$y=mx$ and $ax+by+c=0$ are perpendicular and meet at $(-9,6)$. Find the area of a related triangle.

Question

I was trying to solve this problem, but I'm not sure how to approach this problem. Here is the problem:

The lines $y = mx$ and $ax + by +c = 0$ are perpendicular to each other, and they intersect at $P(-9, 6)$. Find the area of the triangle $APO$. (Figure is not drawn to scale.)

Answer 1

Hints:

You just need to find the $x-$coordinate of point $A$. To get that you need the equation of the line $PA$. To get line $PA$ you need two pieces of information: namely a point (in your case $P$ is given) and the slope.

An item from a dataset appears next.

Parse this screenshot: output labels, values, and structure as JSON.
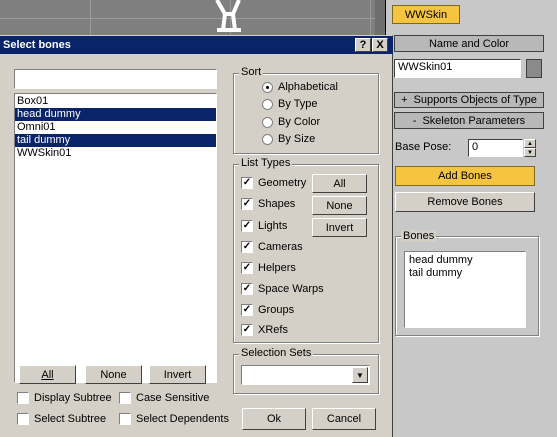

Line $OP$ and line $PA$ are perpendicular. Slope of $OP$ is $\frac{6-0}{-9-0}=-\frac{2}{3}$. So slope of $PA$ is $\frac{3}{2}$. Now find the equation and once you have the point $A$, area can be computed easily ($\frac{1}{2}bh$).

Answer 2

$P = (-9,6)\\ A = (-9,6) + \frac 23(-6,-9) = (-13,0)$

$39$

or

One leg has length $\sqrt {9^2+6^2}$ the other is $\frac 69\sqrt {9^2+6^2}$

$\frac 12 \frac 69 (9^2 + 6^2) = 39$